Inflation now sits at 73% in Turkey
Food and energy costs skyrocket
Turkey continues to have an agreesive inflation as May saw inflation reach levels of 72.5% YOY. This is the highest figure Turkey has seen in 23 years with President Recep Tayyip Erdogan’s unorthodox monetary policy strategy continuing to be in the way.
Food prices in Turkey rose a ridiculous 91.6% YOY after Turkey has enjoyed such solid growth for the years prior. The plummeting of the Turkish currency is in part to Erdogan never wanting to raise rates in an attempt to cool inflation.
Erdogran has instructed central banks in the country to slash borrowing rates throughout all of last year. This is during the time in which inflation saw its most gains. Heads of the Central Bank expression opposition and were then fired. Four different governors had been in charge by the spring of 2021.

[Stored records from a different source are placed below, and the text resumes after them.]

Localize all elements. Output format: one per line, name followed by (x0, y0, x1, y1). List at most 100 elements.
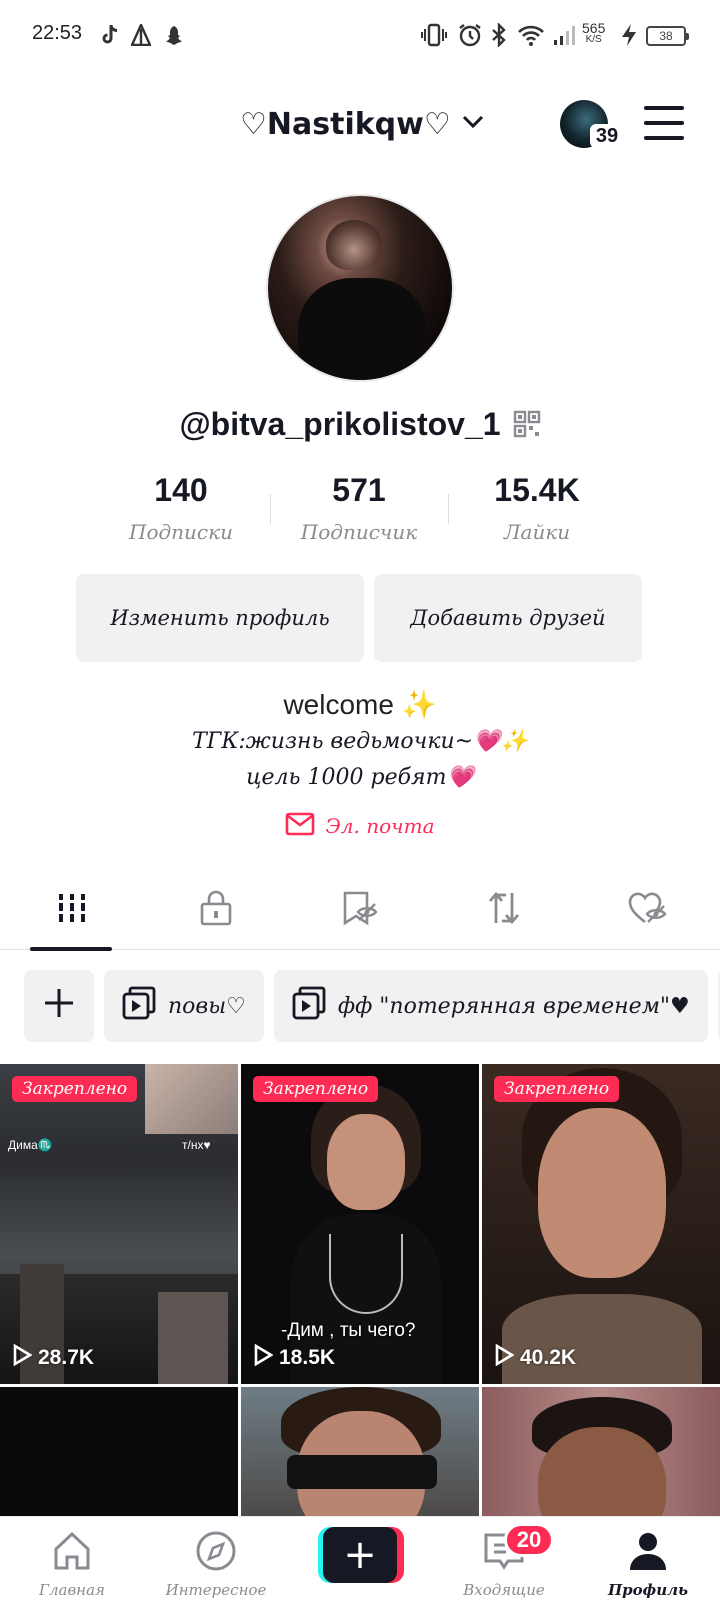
vibrate-icon (420, 22, 448, 48)
view-count: 40.2K (494, 1343, 577, 1372)
nav-label: Главная (39, 1581, 105, 1599)
nav-profile[interactable]: Профиль (576, 1517, 720, 1612)
tab-liked[interactable] (576, 870, 720, 950)
battery-level: 38 (659, 29, 673, 43)
video-thumbnail[interactable]: Закреплено -Дим , ты чего? 18.5K (241, 1064, 479, 1384)
face-shape (538, 1108, 666, 1278)
add-playlist-button[interactable] (24, 970, 94, 1042)
stat-label: Лайки (503, 520, 571, 544)
chevron-down-icon (461, 114, 485, 134)
profile-bio: welcome ✨ ТГК:жизнь ведьмочки~💗✨ цель 10… (0, 686, 720, 796)
thumb-overlay-text: т/нх♥ (182, 1138, 211, 1152)
video-thumbnail[interactable] (482, 1387, 720, 1516)
menu-icon-bar (644, 121, 684, 125)
bio-line: welcome ✨ (283, 689, 437, 720)
snapchat-icon (160, 22, 184, 48)
stat-value: 15.4K (494, 472, 580, 508)
qr-code-icon[interactable] (513, 410, 541, 438)
tab-reposts[interactable] (432, 870, 576, 950)
compass-icon (194, 1529, 238, 1577)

A new economic model has been promised that would bring a boom in export wealth. The longtime trade deficit of Turkey has been on the chopping block but nothing has yet happened. Energy imports are needing to be paid in dollars and is now adding massive amounts of pressure on the economy.
“The laser focus on heterodox measures over conventional monetary policy will unlikely solve the inflation challenge and we anticipate levels breaching 80% y/y in Q3-22.
Turkey’s inflation will stay north of 70% y/y until November owing to a confluence of elevated commodity prices, rising domestic production costs and a precipitously depreciating lira.”
Ehsan Khoman, director of emerging markets research for Europe, the Middle East and Africa at MUFG Bank, said.
Economic analysts expect the trajectory for Turkey’s inflation will only get worse.
“Turkey back in the inflation age of the 1990s. Looks as if Erdogan has lost his last econ credibility. Erdogan’s unorthodox strategy for managing the country’s $790bn econ continued to backfire.”
Holger Zschapitz, finance editor at German daily Die Welt, wrote.
The 73.5% figure for Turkey’s consumer price index is up from 70% the month before.